By that margin, the Supreme Court ruled that, nationwide, same-sex marriage is legal.
President Obama spoke of a new found equality when he addressed the nation.
"Our nation was founded on a bedrock principle: we are all created equal. The project of each generation is to bridge the meaning of those founding words with the realities of changing times," Obama said.
Some Texomans, like Tina Haapala and Kimberley Lathan, welcomed the news..
"Love wins. I guess I'm a romantic, I think that people who want to be married should be married," Haapala said.
"It's definitely a great day for the Constitution, for equal protection, and for the country," Lathan added.
Others said the ruling was an attack on the Constitution, and said it should be up to the individual states to decide whether or not to allow same-sex marriages.
"If California wants to have gay marriage, it doesn't mean the state of Texas should be forced to honor that," Texoman Lance Goeman said.
But there was no line of same-sex couples at the courthouse today waiting to get hitched.

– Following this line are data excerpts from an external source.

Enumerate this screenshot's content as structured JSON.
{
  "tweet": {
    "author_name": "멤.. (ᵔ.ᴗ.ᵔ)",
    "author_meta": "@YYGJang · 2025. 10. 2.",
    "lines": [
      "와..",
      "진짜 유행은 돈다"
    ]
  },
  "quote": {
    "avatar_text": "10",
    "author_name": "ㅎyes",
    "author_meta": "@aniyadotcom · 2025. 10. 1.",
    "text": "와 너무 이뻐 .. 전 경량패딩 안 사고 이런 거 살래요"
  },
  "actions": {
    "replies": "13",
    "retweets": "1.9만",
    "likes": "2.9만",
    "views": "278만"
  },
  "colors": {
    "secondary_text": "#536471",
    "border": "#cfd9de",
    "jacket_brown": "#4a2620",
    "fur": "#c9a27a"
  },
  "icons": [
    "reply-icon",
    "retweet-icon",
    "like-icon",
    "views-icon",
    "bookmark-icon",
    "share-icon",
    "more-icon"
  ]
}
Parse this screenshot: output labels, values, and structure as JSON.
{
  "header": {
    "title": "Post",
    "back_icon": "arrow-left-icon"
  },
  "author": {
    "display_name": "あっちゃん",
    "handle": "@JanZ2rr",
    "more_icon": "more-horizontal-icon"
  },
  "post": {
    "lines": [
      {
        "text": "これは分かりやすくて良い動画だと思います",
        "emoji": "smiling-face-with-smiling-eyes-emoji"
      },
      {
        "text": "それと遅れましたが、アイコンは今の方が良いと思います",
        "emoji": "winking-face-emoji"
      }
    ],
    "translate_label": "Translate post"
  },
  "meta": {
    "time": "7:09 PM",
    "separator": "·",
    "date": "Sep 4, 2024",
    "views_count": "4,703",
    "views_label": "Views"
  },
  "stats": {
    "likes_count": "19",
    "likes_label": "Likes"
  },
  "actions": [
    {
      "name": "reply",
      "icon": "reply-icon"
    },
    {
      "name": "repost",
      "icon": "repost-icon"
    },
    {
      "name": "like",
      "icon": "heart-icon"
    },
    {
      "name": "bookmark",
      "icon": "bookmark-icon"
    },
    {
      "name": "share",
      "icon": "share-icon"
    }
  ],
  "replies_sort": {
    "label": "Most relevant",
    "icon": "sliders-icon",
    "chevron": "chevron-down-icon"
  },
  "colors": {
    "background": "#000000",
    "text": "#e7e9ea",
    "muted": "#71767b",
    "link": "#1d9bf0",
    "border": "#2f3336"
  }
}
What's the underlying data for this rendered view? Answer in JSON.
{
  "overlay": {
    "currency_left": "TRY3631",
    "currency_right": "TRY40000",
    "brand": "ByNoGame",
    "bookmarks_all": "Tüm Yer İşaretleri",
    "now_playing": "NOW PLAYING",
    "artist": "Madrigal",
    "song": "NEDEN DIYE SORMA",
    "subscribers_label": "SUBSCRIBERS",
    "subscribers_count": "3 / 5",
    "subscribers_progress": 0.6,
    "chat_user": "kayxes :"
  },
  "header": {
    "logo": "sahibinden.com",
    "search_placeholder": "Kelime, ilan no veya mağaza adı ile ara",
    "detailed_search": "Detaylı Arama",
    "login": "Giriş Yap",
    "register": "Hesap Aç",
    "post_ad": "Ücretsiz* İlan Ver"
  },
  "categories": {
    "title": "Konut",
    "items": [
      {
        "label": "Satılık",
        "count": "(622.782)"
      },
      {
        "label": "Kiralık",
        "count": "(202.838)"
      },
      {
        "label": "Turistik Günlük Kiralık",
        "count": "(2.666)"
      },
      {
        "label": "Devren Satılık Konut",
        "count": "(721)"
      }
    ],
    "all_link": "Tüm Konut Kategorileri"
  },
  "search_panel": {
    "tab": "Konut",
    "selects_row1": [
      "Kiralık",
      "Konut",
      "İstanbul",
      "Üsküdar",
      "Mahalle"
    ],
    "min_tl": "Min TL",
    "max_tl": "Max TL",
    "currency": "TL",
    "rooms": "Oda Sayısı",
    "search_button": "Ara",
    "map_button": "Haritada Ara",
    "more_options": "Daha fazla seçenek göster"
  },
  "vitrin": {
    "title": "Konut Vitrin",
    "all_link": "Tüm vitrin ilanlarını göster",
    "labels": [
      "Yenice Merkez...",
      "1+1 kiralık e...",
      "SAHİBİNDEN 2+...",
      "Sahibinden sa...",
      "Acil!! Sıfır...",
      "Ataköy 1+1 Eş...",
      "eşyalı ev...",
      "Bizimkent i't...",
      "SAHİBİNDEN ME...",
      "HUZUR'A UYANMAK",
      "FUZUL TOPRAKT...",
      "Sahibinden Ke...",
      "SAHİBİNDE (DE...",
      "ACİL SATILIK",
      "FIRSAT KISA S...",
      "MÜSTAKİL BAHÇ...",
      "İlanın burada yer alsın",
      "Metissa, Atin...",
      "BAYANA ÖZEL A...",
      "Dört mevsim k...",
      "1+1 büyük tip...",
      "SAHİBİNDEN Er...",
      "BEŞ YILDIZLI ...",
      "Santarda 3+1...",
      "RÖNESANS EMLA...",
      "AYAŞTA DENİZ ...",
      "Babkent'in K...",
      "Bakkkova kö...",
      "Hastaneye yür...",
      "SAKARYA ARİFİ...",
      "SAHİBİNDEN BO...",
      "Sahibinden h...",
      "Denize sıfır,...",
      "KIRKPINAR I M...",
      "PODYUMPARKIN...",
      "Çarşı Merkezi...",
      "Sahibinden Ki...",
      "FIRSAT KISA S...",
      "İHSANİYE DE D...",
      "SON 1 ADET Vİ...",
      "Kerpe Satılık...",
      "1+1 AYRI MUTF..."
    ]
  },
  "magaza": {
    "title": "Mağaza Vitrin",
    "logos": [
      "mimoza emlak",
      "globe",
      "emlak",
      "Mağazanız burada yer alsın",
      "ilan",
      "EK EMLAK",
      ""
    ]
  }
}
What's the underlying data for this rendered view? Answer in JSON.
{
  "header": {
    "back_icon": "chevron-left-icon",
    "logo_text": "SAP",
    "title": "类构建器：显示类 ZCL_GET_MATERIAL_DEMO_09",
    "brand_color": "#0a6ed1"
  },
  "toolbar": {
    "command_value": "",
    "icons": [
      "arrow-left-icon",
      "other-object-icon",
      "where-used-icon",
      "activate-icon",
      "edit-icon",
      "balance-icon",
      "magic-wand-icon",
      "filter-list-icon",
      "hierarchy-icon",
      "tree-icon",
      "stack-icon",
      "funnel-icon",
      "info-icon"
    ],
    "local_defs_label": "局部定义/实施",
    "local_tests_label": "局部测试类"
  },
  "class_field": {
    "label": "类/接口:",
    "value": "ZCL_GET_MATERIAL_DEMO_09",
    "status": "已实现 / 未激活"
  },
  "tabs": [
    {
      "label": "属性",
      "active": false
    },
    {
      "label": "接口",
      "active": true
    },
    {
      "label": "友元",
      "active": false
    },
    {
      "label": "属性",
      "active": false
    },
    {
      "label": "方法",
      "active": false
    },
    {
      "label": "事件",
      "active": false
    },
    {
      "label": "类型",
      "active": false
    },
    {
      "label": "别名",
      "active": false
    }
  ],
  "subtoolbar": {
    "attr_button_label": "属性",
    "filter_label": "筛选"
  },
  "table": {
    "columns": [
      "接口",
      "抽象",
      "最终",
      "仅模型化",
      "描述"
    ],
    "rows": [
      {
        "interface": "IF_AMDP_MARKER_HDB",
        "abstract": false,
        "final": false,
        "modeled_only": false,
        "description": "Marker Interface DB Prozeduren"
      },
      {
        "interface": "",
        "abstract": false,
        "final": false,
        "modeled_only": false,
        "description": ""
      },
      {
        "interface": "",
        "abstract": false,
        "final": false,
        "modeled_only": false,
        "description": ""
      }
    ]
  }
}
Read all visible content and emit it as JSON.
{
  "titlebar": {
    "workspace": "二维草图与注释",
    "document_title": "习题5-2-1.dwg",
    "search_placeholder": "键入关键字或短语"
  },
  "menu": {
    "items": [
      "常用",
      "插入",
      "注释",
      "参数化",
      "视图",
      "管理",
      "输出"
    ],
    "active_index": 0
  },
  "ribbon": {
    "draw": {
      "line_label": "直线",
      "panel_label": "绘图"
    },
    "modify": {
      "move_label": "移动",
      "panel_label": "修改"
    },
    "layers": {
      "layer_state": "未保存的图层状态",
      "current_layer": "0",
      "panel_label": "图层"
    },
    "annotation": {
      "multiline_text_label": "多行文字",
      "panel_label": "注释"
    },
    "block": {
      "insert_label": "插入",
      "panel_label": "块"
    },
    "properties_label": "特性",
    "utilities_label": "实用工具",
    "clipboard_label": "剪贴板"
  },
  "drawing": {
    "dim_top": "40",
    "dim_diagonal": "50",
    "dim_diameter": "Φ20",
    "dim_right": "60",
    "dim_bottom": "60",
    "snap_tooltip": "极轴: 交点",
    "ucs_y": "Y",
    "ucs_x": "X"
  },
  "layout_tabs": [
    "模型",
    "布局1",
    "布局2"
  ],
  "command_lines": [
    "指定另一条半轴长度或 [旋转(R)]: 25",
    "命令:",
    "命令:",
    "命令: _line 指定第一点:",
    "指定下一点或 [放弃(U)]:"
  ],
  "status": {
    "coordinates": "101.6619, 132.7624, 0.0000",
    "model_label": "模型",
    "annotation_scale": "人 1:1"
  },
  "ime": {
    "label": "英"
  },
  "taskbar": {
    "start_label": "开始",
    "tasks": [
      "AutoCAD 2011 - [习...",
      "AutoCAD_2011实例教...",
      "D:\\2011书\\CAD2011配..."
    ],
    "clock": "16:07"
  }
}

Originally, Wichita County Clerk Lori Bohannan told us that until they got a directive from the Attorney General, the Wichita County Courthouse wouldn't be issuing any same sex marriages licenses. Her office cited that their system isn't set up to issue same-sex nuptial documents.
Newschannel 6 confirmed this afternoon that employees at the Clerk's office were given permission to alter the wording in the licenses, and will begin issuing them to same-sex couples on Monday.
Texas Attorney General Ken Paxton spoke out strongly against the ruling, saying "no court, no law, no rule, and no words will change the simple truth that marriage is the union of one man and one woman."
Kimberley Lathan disagrees.
"Under the law we all have to be treated equally and I think that's a wonderful step forward," she said.